Ну, вот тебе The Latest News[838].

В страшный дождь побежал я в калошах под зонтиком к И. В. Рогову и… опоздал, т. к. сунулся не в то бюро пропусков, — так что когда, наконец, очутился в его приемной, было 16.20. В приемной мне сказали, что он уже спрашивал обо мне. Впрочем, вскоре меня позвали к нему. Моложавый, симпатичный, простой. Пил чай с мармеладиной. — «Я по поводу сына моего Н. Ч-ого». Улыбнулся. — «Как же знаю». Я дал ему твое письмо (которое мы с Мариной переписали, выбросив о Военмориздатских «Девяти братьях»). Он внимательно прочитал его. — «Позвольте дать комментарий к этому письму (сказал я). Дело в том, что мой сын как газетчик совершенно бездарен, в газетах он писать никогда не умел, да и агиткнижки у него выходят неважные, потому что единственное, что он умеет, это писать РОМАНЫ. Вот его „Девять братьев“ имеют огромный успех… и т. д.».

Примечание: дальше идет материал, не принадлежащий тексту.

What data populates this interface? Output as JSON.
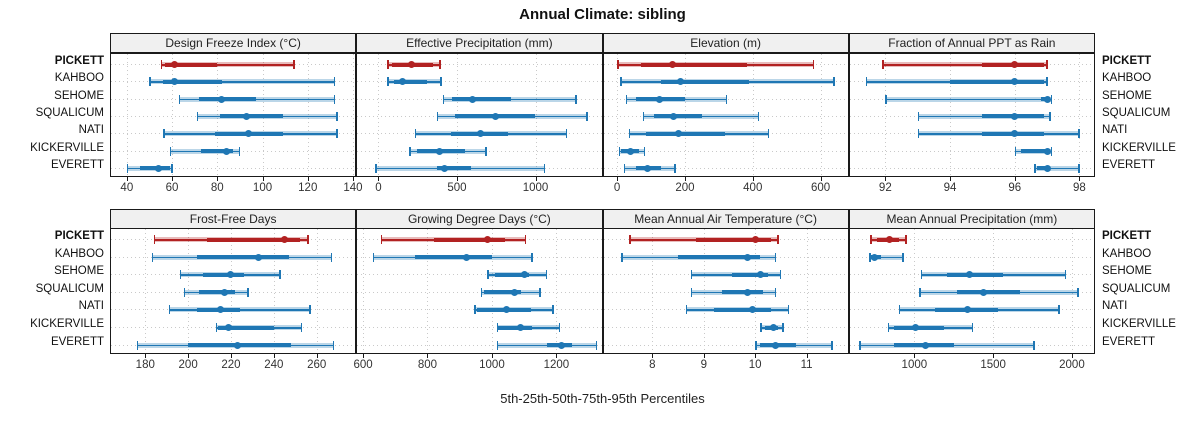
{
  "title": "Annual Climate: sibling",
  "caption": "5th-25th-50th-75th-95th Percentiles",
  "percentile_labels": [
    "5th",
    "25th",
    "50th",
    "75th",
    "95th"
  ],
  "stations": [
    "PICKETT",
    "KAHBOO",
    "SEHOME",
    "SQUALICUM",
    "NATI",
    "KICKERVILLE",
    "EVERETT"
  ],
  "highlight_station": "PICKETT",
  "colors": {
    "highlight": "#B22222",
    "highlight_band": "rgba(178,34,34,0.30)",
    "normal": "#1F77B4",
    "normal_band": "rgba(31,119,180,0.30)",
    "panel_border": "#1a1a1a",
    "header_bg": "#f0f0f0",
    "gridline": "#c9c9c9"
  },
  "chart_data": [
    {
      "type": "interval",
      "title": "Design Freeze Index (°C)",
      "ticks": [
        40,
        60,
        80,
        100,
        120,
        140
      ],
      "domain": [
        33,
        141
      ],
      "series": [
        {
          "name": "PICKETT",
          "percentiles": [
            55,
            57,
            61,
            80,
            114
          ]
        },
        {
          "name": "KAHBOO",
          "percentiles": [
            50,
            56,
            61,
            82,
            132
          ]
        },
        {
          "name": "SEHOME",
          "percentiles": [
            63,
            72,
            82,
            97,
            132
          ]
        },
        {
          "name": "SQUALICUM",
          "percentiles": [
            71,
            81,
            93,
            109,
            133
          ]
        },
        {
          "name": "NATI",
          "percentiles": [
            56,
            79,
            94,
            109,
            133
          ]
        },
        {
          "name": "KICKERVILLE",
          "percentiles": [
            59,
            73,
            84,
            87,
            90
          ]
        },
        {
          "name": "EVERETT",
          "percentiles": [
            40,
            46,
            54,
            59,
            60
          ]
        }
      ]
    },
    {
      "type": "interval",
      "title": "Effective Precipitation (mm)",
      "ticks": [
        0,
        500,
        1000
      ],
      "domain": [
        -135,
        1420
      ],
      "series": [
        {
          "name": "PICKETT",
          "percentiles": [
            55,
            85,
            210,
            350,
            395
          ]
        },
        {
          "name": "KAHBOO",
          "percentiles": [
            55,
            100,
            150,
            310,
            400
          ]
        },
        {
          "name": "SEHOME",
          "percentiles": [
            410,
            470,
            600,
            845,
            1260
          ]
        },
        {
          "name": "SQUALICUM",
          "percentiles": [
            370,
            490,
            745,
            995,
            1330
          ]
        },
        {
          "name": "NATI",
          "percentiles": [
            230,
            460,
            650,
            825,
            1200
          ]
        },
        {
          "name": "KICKERVILLE",
          "percentiles": [
            195,
            245,
            390,
            550,
            685
          ]
        },
        {
          "name": "EVERETT",
          "percentiles": [
            -20,
            375,
            420,
            590,
            1060
          ]
        }
      ]
    },
    {
      "type": "interval",
      "title": "Elevation (m)",
      "ticks": [
        0,
        200,
        400,
        600
      ],
      "domain": [
        -40,
        680
      ],
      "series": [
        {
          "name": "PICKETT",
          "percentiles": [
            0,
            70,
            162,
            383,
            580
          ]
        },
        {
          "name": "KAHBOO",
          "percentiles": [
            10,
            130,
            188,
            390,
            640
          ]
        },
        {
          "name": "SEHOME",
          "percentiles": [
            25,
            55,
            125,
            200,
            323
          ]
        },
        {
          "name": "SQUALICUM",
          "percentiles": [
            76,
            110,
            165,
            250,
            417
          ]
        },
        {
          "name": "NATI",
          "percentiles": [
            35,
            85,
            182,
            318,
            447
          ]
        },
        {
          "name": "KICKERVILLE",
          "percentiles": [
            5,
            12,
            41,
            66,
            81
          ]
        },
        {
          "name": "EVERETT",
          "percentiles": [
            20,
            56,
            89,
            130,
            172
          ]
        }
      ]
    },
    {
      "type": "interval",
      "title": "Fraction of Annual PPT as Rain",
      "ticks": [
        92,
        94,
        96,
        98
      ],
      "domain": [
        90.9,
        98.45
      ],
      "series": [
        {
          "name": "PICKETT",
          "percentiles": [
            91.9,
            95.0,
            96.0,
            96.9,
            97.0
          ]
        },
        {
          "name": "KAHBOO",
          "percentiles": [
            91.4,
            94.0,
            96.0,
            96.9,
            97.0
          ]
        },
        {
          "name": "SEHOME",
          "percentiles": [
            92.0,
            96.8,
            97.0,
            97.1,
            97.15
          ]
        },
        {
          "name": "SQUALICUM",
          "percentiles": [
            93.0,
            95.0,
            96.0,
            96.9,
            97.1
          ]
        },
        {
          "name": "NATI",
          "percentiles": [
            93.0,
            95.0,
            96.0,
            96.9,
            98.0
          ]
        },
        {
          "name": "KICKERVILLE",
          "percentiles": [
            96.0,
            96.2,
            97.0,
            97.1,
            97.15
          ]
        },
        {
          "name": "EVERETT",
          "percentiles": [
            96.6,
            96.7,
            97.0,
            97.1,
            98.0
          ]
        }
      ]
    },
    {
      "type": "interval",
      "title": "Frost-Free Days",
      "ticks": [
        180,
        200,
        220,
        240,
        260
      ],
      "domain": [
        164,
        278
      ],
      "series": [
        {
          "name": "PICKETT",
          "percentiles": [
            184,
            209,
            245,
            252,
            256
          ]
        },
        {
          "name": "KAHBOO",
          "percentiles": [
            183,
            204,
            233,
            247,
            267
          ]
        },
        {
          "name": "SEHOME",
          "percentiles": [
            196,
            207,
            220,
            226,
            243
          ]
        },
        {
          "name": "SQUALICUM",
          "percentiles": [
            198,
            205,
            217,
            222,
            228
          ]
        },
        {
          "name": "NATI",
          "percentiles": [
            191,
            204,
            215,
            224,
            257
          ]
        },
        {
          "name": "KICKERVILLE",
          "percentiles": [
            213,
            214,
            219,
            240,
            253
          ]
        },
        {
          "name": "EVERETT",
          "percentiles": [
            176,
            200,
            223,
            248,
            268
          ]
        }
      ]
    },
    {
      "type": "interval",
      "title": "Growing Degree Days (°C)",
      "ticks": [
        600,
        800,
        1000,
        1200
      ],
      "domain": [
        582,
        1340
      ],
      "series": [
        {
          "name": "PICKETT",
          "percentiles": [
            655,
            820,
            985,
            1040,
            1105
          ]
        },
        {
          "name": "KAHBOO",
          "percentiles": [
            630,
            760,
            920,
            1000,
            1125
          ]
        },
        {
          "name": "SEHOME",
          "percentiles": [
            985,
            1010,
            1100,
            1115,
            1170
          ]
        },
        {
          "name": "SQUALICUM",
          "percentiles": [
            965,
            975,
            1070,
            1090,
            1150
          ]
        },
        {
          "name": "NATI",
          "percentiles": [
            945,
            955,
            1045,
            1120,
            1190
          ]
        },
        {
          "name": "KICKERVILLE",
          "percentiles": [
            1015,
            1020,
            1090,
            1125,
            1210
          ]
        },
        {
          "name": "EVERETT",
          "percentiles": [
            1015,
            1170,
            1215,
            1250,
            1325
          ]
        }
      ]
    },
    {
      "type": "interval",
      "title": "Mean Annual Air Temperature (°C)",
      "ticks": [
        8,
        9,
        10,
        11
      ],
      "domain": [
        7.05,
        11.8
      ],
      "series": [
        {
          "name": "PICKETT",
          "percentiles": [
            7.55,
            8.85,
            10.0,
            10.3,
            10.45
          ]
        },
        {
          "name": "KAHBOO",
          "percentiles": [
            7.4,
            8.5,
            9.85,
            10.1,
            10.4
          ]
        },
        {
          "name": "SEHOME",
          "percentiles": [
            8.75,
            9.55,
            10.1,
            10.25,
            10.5
          ]
        },
        {
          "name": "SQUALICUM",
          "percentiles": [
            8.75,
            9.35,
            9.85,
            10.15,
            10.4
          ]
        },
        {
          "name": "NATI",
          "percentiles": [
            8.65,
            9.2,
            9.95,
            10.3,
            10.65
          ]
        },
        {
          "name": "KICKERVILLE",
          "percentiles": [
            10.1,
            10.2,
            10.35,
            10.45,
            10.55
          ]
        },
        {
          "name": "EVERETT",
          "percentiles": [
            10.0,
            10.1,
            10.4,
            10.8,
            11.5
          ]
        }
      ]
    },
    {
      "type": "interval",
      "title": "Mean Annual Precipitation (mm)",
      "ticks": [
        1000,
        1500,
        2000
      ],
      "domain": [
        590,
        2140
      ],
      "series": [
        {
          "name": "PICKETT",
          "percentiles": [
            720,
            760,
            840,
            900,
            950
          ]
        },
        {
          "name": "KAHBOO",
          "percentiles": [
            715,
            725,
            745,
            790,
            930
          ]
        },
        {
          "name": "SEHOME",
          "percentiles": [
            1040,
            1210,
            1350,
            1560,
            1960
          ]
        },
        {
          "name": "SQUALICUM",
          "percentiles": [
            1030,
            1270,
            1440,
            1670,
            2040
          ]
        },
        {
          "name": "NATI",
          "percentiles": [
            900,
            1130,
            1340,
            1530,
            1920
          ]
        },
        {
          "name": "KICKERVILLE",
          "percentiles": [
            830,
            870,
            1010,
            1190,
            1370
          ]
        },
        {
          "name": "EVERETT",
          "percentiles": [
            650,
            870,
            1070,
            1250,
            1760
          ]
        }
      ]
    }
  ]
}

— Ну, что ж, — сказал он, — мы его сейчас же выпишем.

— Когда же?

— На днях… И создадим ему условия для работы.

— Написать ему об этом?

— Нет, мы напишем сами.

Выйдя из его кабинета, я поговорил с его секретарем.

Секретарь говорит: «Как же. Раз обещал, вызовет непременно». Я взял телефон и послезавтра буду звонить.

Твой Father.

214. К. И. Чуковский — Н. К. Чуковскому

26 сентября 1943 г. Москва[839]

Вызов послан, сообщи получение, ждем.

215. К. И. Чуковский — Н. К. Чуковскому

1949 г.[840] Москва

Коля! Посылаю тебе несколько книжек в подарок.

«Детство» [841] дай Гуле!

216. К. И. Чуковский — Н. К. Чуковскому

30 марта 1951 г. Москва[842]

Дорогой Коля.

Я чувствую душевную потребность уничтожить одно недоразумение, которое уже давно угнетает меня. Дело касается мамы. У всей семьи складывается такое впечатление, будто я — ни в чем не повинный страдалец, замученный деспотизмом жены. Я сам виноват в этом лестном для меня заблуждении, ибо в минуты семейных бурь я жаловался, хныкал и т. д. Между тем это — заблуждение. Никто из Вас не знает, какую роль здесь сыграли мои тяжкие вины перед нею. Какие травмы наносил я ей своей неверностью, своими увлечениями, сколько раз я бывал не прав перед нею! Теперь она — разрушенный больной человек — не по моей ли вине? Нет ли у меня обязанности заботиться о ее светлом настроении, о том, чтобы ее не томила бессонница, не должен ли я (и мы все) уступать ей — соглашаться с нею, — памятуя, что это — больной человек, инвалид? Ты говорил с ней очень резко, защищая меня — с юношеским пылом и задором, — спасибо тебе за этот порыв, но, право, я не заслужил таких порывов. И мне кажется, будет лучше всего, если ты напишешь ей письмо — «дорогая мама, не сердись» и т. д. Нужно, нужно нам — хоть перед нашим концом — не то что сплотиться, а примириться, тем более что мама ведь и не требует ничего, кроме доброго слова.

Эльсберг дал о моей книге хвалебную рецензию[843], к моему изумлению. Жаль, что болезнь помешала мне работать над ней весь этот месяц. А болезнь была ужасная: вирусный грипп с осложнениями на сердце. Я у тебя был уже больной, это-то и подкосило меня. Целую Марину — отцовски и дружески. Ник. Пав.[844] показывал и мне, как другим, рисунок Мити: стрельба из утробы.

Твой Дед.

217. К. И. Чуковский — Н. К. Чуковскому

Начало апреля 1951 г.[845] Москва

Дорогой Коля, хотя я не спал уже суток 8, но сегодня вдруг почувствовал себя спокойнее. На душе стало яснее. Я опять нахожу в себе силы — заботиться о маме до последней возможности, жалеть ее, думать о ней. Говорил с психиатрами: оказывается, у них нет средств снять ее гневливость; есть только полумеры, паллиативы. Марина заботится обо мне с величайшим участием; какой это задушевный, энергичный и правильный человек.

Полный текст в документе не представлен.